Bouvard wanted to draw up a catalogue for the museum, and declared their curios stupid.

Pécuchet borrowed Langlois' duck-gun to shoot larks with; the weapon burst at the first shot, and was near killing him.

Then they lived in the midst of that rural solitude so depressing when the grey sky covers in its monotony a heart without hope. The step of a man in wooden shoes is heard as he steals along by the wall, or perchance it is the rain dripping from the roof to the ground. From time to time a dead leaf just grazes one of the windows, then whirls about and flies away. The indistinct echoes of some funeral bell are borne to the ear by the wind. From a corner of the stable comes the lowing of a cow. They yawned in each other's faces, consulted the almanac, looked at the clock, waited for meal-time; and the horizon was ever the same—fields in front, the church to the right, a screen of poplars to the left, their tops swaying incessantly in the hazy atmosphere with a melancholy air.
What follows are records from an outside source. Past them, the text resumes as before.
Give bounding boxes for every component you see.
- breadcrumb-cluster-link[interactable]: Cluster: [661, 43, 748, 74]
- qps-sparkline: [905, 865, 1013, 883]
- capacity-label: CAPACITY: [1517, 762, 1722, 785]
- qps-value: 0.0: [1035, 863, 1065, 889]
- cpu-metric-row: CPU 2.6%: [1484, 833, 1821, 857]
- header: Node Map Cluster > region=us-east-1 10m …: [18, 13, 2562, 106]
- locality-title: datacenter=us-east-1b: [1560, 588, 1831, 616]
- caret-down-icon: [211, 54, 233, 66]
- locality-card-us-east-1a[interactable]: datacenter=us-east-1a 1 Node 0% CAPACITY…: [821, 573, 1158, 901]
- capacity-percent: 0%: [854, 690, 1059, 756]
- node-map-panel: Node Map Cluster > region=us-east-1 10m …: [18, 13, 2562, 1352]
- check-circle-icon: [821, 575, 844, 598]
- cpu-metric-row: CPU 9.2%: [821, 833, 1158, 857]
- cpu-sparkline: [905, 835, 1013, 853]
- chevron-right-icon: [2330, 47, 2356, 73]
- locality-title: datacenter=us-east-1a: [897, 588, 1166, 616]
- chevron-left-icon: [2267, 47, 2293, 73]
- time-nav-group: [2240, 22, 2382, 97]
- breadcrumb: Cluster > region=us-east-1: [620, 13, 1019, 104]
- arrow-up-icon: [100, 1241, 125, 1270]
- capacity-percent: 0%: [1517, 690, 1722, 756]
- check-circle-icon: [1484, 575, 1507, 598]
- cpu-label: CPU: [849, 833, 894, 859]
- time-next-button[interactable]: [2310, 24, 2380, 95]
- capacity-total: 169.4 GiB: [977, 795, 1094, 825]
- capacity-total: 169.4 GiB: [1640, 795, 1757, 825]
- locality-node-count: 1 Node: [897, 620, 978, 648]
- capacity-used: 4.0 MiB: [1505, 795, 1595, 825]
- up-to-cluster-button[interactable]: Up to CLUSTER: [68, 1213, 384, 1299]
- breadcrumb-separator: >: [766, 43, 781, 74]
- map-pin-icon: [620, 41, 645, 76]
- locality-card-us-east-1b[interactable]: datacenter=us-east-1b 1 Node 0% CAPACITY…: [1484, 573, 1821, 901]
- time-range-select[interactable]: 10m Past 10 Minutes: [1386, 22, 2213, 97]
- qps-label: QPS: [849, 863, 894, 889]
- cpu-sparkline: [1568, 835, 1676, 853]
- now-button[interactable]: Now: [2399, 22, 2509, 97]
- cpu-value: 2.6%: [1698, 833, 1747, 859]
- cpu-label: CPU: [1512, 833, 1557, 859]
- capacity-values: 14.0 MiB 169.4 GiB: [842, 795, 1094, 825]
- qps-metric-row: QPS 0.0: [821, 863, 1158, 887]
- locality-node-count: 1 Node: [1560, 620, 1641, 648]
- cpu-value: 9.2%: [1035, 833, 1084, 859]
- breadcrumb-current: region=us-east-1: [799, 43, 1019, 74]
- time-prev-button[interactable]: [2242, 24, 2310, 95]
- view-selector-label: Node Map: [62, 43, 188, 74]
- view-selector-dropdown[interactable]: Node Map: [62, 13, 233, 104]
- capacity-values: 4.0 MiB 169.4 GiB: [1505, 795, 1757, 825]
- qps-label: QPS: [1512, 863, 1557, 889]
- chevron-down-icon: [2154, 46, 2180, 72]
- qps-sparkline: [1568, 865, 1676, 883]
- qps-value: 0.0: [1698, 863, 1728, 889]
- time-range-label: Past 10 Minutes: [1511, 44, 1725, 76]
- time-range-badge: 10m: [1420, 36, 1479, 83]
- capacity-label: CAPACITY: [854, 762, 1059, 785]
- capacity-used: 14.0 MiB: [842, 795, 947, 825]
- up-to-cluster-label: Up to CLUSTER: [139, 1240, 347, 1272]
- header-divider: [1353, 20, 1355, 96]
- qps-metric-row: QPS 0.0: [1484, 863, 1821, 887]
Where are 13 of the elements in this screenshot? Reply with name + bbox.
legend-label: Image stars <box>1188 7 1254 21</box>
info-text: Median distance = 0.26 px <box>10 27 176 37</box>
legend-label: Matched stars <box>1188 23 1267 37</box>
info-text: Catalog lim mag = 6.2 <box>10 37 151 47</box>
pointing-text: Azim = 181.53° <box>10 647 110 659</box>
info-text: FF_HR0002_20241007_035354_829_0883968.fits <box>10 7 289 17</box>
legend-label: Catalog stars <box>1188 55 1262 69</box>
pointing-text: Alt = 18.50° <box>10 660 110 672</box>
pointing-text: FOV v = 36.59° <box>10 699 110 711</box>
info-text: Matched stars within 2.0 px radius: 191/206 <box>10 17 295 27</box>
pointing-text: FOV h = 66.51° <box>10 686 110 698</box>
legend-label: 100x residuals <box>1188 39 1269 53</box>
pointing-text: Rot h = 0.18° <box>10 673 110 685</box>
Habits which they formerly tolerated now gave them annoyance. Pécuchet became quite a bore from his mania for putting his handkerchief on the tablecloth. Bouvard never gave up his pipe, and would keep twisting himself about while he was talking. They started disputes about the dishes, or about the quality of the butter; and while they were chatting face to face each was thinking of different things.

A certain occurrence had upset Pécuchet's mind.

Two days after the riot at Chavignolles, while he was airing his political grievance, he had reached a road covered with tufted elms, and heard behind his back a voice exclaiming, "Stop!"